How much should we mind our language?

It has never been more important to choose your words carefully in the workplace.

We all have witnessed the heated debates in Parliament following the calm, carefully-crafted language used by the judges in the Supreme Court. Recent drama in Westminster raises many questions about what is or isn’t appropriate in terms of the language used. Many felt the Prime Minister’s language has been designed to inflame or provoke different sides of the debate. The intensity even recently prompted the country’s Bishops to call on people both in and out of Parliament to treat each other with greater respect.

The language issue is equally relative to what is appropriate or not in the workplace. Everyone should be aware of not only what they say but also how it could impact colleagues.

Foul language has become more common over the years but in the workplace it often comes with disciplinary consequences, including dismissal for gross misconduct. Bad or inappropriate language can lead to constructive unfair dismissal claims, as well as claims for discrimination and/or harassment.
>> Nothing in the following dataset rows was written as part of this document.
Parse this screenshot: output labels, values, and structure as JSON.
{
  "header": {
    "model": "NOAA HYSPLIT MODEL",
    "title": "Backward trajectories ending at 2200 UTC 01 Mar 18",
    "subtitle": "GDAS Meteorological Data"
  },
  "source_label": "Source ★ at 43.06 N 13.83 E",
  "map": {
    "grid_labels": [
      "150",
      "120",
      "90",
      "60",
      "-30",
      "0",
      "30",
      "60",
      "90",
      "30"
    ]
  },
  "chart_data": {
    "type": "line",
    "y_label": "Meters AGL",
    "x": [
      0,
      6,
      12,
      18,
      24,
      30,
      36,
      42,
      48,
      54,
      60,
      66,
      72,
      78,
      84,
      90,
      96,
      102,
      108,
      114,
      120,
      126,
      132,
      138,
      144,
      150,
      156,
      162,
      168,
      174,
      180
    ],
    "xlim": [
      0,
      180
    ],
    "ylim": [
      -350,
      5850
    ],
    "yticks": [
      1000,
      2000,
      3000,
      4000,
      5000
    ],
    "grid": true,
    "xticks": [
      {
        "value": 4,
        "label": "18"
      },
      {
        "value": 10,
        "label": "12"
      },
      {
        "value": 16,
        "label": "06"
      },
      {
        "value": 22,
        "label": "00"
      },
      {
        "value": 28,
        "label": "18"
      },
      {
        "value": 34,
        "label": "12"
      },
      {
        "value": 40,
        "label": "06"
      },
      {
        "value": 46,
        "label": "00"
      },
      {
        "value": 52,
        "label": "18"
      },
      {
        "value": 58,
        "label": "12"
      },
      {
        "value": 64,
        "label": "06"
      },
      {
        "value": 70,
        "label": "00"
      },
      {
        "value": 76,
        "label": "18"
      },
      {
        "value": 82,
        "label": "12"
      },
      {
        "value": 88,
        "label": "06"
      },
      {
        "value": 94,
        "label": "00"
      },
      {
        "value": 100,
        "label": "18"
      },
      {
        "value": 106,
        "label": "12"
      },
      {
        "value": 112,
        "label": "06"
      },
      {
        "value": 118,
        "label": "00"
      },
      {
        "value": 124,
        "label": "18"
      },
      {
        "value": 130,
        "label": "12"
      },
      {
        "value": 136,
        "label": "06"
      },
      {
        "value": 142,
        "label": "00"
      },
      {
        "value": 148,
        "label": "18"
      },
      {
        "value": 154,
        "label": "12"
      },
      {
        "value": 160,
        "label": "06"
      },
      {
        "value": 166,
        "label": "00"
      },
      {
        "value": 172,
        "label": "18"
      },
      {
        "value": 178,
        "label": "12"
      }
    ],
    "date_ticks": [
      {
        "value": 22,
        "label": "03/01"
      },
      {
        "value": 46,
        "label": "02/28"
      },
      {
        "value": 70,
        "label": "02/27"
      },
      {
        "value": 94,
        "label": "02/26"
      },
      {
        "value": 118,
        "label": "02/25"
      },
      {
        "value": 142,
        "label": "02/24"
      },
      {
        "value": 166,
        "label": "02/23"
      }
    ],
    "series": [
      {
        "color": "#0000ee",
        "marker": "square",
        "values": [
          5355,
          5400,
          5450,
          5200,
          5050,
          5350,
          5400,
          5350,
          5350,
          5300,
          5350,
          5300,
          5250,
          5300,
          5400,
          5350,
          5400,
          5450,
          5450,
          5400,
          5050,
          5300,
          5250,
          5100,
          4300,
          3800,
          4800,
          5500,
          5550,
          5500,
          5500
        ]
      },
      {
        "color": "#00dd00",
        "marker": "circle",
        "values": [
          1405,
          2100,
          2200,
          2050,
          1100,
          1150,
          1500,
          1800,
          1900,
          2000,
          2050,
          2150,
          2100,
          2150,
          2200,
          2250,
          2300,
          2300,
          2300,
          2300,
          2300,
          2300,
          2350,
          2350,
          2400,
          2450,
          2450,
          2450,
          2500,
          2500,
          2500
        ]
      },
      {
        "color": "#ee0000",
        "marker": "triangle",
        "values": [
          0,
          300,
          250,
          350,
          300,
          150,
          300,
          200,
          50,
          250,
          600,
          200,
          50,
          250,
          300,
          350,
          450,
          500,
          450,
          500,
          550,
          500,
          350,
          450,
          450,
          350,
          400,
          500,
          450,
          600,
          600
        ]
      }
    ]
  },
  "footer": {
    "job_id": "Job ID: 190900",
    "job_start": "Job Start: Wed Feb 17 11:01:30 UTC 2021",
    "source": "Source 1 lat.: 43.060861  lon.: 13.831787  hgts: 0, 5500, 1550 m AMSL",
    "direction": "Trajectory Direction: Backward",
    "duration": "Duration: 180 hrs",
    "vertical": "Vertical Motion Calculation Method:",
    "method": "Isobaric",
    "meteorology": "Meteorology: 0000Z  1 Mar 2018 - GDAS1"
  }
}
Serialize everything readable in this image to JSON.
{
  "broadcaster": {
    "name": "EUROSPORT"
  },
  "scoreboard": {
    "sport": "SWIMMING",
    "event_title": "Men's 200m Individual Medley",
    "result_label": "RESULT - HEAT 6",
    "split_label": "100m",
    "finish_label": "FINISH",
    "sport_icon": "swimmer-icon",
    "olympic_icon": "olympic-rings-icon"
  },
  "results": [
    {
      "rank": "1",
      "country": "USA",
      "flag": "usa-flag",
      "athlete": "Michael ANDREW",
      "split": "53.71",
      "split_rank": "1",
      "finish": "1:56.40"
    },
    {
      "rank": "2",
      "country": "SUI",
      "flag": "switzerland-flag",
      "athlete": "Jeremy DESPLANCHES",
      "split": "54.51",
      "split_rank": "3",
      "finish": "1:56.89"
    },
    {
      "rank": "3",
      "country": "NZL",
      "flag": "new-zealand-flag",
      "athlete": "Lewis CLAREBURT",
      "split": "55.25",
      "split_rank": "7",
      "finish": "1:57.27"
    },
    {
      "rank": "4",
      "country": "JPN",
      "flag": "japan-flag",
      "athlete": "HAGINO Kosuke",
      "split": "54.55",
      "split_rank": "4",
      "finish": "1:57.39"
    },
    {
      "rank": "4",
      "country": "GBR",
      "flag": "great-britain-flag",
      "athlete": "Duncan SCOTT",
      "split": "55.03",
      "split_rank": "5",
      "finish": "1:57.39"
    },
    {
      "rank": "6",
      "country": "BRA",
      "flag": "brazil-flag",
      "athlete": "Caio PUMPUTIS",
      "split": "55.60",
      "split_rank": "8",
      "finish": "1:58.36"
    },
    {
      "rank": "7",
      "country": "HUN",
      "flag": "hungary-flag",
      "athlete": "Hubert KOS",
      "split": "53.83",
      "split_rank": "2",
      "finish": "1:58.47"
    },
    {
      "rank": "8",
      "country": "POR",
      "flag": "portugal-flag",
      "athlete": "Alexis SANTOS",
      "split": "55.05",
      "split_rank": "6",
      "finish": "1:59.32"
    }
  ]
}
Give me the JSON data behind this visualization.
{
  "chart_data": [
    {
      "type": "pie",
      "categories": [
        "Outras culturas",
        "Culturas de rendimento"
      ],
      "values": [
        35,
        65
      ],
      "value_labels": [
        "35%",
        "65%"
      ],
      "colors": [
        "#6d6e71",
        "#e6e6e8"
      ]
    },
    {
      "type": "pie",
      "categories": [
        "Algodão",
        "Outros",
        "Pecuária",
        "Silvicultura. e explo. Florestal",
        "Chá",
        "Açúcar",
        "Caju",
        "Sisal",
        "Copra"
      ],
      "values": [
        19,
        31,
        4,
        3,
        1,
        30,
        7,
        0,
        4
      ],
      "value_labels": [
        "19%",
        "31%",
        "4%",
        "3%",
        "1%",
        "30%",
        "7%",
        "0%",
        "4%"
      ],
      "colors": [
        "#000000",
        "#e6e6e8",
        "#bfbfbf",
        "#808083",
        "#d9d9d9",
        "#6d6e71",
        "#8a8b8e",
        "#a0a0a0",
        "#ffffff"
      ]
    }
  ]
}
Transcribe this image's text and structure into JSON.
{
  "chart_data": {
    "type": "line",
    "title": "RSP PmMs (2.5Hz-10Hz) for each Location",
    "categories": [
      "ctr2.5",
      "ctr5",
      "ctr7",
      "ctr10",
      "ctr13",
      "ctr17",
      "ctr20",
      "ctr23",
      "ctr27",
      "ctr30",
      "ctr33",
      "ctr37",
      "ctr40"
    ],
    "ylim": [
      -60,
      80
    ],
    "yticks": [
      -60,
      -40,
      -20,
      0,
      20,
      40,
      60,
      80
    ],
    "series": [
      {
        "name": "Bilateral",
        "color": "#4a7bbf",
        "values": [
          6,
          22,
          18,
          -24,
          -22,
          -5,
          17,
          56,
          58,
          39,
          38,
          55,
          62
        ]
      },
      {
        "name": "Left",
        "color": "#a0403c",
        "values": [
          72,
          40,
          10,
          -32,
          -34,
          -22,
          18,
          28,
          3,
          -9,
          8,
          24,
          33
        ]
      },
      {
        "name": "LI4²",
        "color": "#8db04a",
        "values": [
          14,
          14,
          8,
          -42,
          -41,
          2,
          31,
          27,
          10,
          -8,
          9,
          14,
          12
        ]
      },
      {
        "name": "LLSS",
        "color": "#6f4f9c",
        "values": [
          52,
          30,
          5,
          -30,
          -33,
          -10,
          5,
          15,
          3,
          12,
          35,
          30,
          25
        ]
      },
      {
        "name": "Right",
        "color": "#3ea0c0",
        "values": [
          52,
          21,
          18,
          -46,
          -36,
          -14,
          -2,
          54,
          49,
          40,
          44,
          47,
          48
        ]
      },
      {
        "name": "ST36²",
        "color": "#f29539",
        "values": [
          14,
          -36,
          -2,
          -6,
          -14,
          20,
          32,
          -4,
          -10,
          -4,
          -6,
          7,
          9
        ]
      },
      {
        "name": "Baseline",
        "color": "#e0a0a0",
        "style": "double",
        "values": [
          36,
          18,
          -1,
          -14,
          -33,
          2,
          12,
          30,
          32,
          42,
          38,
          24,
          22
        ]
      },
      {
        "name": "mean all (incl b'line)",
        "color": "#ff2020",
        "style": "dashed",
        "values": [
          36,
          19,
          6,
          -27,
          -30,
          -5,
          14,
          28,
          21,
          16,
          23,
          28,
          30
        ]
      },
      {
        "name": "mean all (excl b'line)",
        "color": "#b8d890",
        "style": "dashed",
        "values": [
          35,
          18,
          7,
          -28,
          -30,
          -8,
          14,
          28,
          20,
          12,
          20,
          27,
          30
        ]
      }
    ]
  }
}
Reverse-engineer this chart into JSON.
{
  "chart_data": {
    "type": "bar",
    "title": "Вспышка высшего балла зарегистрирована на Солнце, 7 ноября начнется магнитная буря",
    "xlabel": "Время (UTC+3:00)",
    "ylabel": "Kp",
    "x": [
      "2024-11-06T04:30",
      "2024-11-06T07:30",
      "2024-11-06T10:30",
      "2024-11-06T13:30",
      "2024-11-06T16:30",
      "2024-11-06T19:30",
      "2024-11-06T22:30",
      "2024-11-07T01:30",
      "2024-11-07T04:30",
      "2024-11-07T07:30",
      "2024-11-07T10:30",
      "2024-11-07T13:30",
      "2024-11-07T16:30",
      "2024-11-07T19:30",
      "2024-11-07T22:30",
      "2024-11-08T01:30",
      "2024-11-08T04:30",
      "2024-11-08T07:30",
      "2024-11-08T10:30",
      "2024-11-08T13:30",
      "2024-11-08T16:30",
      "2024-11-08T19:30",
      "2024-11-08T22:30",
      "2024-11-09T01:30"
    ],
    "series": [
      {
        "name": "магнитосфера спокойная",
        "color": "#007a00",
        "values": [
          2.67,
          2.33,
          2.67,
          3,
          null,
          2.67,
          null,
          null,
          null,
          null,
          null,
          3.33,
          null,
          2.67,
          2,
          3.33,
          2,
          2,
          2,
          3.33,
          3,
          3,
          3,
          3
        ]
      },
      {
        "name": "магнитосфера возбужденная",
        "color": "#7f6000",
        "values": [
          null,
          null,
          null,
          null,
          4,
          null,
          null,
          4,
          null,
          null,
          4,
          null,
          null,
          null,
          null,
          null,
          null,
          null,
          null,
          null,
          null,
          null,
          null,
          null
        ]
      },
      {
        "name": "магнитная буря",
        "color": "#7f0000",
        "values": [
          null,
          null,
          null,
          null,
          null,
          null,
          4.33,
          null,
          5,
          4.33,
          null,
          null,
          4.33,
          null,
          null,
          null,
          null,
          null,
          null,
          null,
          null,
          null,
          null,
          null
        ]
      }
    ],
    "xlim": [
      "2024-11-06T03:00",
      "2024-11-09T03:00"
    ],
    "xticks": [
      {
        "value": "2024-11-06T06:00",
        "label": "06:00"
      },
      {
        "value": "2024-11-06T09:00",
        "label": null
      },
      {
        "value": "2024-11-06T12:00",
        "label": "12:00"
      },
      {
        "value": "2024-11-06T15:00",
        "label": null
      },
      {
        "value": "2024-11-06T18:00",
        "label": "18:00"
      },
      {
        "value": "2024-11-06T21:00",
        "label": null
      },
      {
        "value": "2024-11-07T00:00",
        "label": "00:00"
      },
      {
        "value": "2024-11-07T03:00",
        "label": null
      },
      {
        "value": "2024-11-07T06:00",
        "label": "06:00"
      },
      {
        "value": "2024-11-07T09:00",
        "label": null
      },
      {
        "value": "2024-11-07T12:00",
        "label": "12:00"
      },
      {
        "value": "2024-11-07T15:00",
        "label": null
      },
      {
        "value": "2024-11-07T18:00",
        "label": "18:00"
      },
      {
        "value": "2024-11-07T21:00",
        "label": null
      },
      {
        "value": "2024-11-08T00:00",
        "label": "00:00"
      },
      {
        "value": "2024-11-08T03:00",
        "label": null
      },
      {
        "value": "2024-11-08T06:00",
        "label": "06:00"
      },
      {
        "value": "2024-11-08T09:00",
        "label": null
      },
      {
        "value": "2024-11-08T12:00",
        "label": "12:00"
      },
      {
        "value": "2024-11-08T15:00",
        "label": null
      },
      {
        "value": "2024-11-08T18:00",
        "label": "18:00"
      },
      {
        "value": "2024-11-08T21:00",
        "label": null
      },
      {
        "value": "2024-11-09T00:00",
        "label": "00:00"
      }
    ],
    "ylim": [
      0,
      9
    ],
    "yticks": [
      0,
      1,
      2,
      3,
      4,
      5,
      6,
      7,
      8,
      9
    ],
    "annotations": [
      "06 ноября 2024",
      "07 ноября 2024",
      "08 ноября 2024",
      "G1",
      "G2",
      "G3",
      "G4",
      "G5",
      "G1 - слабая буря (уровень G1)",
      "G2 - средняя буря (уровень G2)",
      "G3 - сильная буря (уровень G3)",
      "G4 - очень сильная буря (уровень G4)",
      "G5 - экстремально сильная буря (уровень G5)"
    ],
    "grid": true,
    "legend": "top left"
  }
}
As the ripple effects of leaving the EU are likely to hit many jobs, workplace communication is set to become more important. Employees will have questions and want to discuss po­tential changes and how these might affect their jobs. Conversations need to be handled sensitively to avoid employment law claims but companies should also take steps to promote awareness of the potential impacts of Brexit.

Companies should at least create and communicate clear policies on bullying and harassment so that staff understand what is or isn’t acceptable workplace behaviour. Employees who believe they have been talked to or treated badly should also be encouraged to raise their grievance and not bury their head in the sand for fear of victimisation.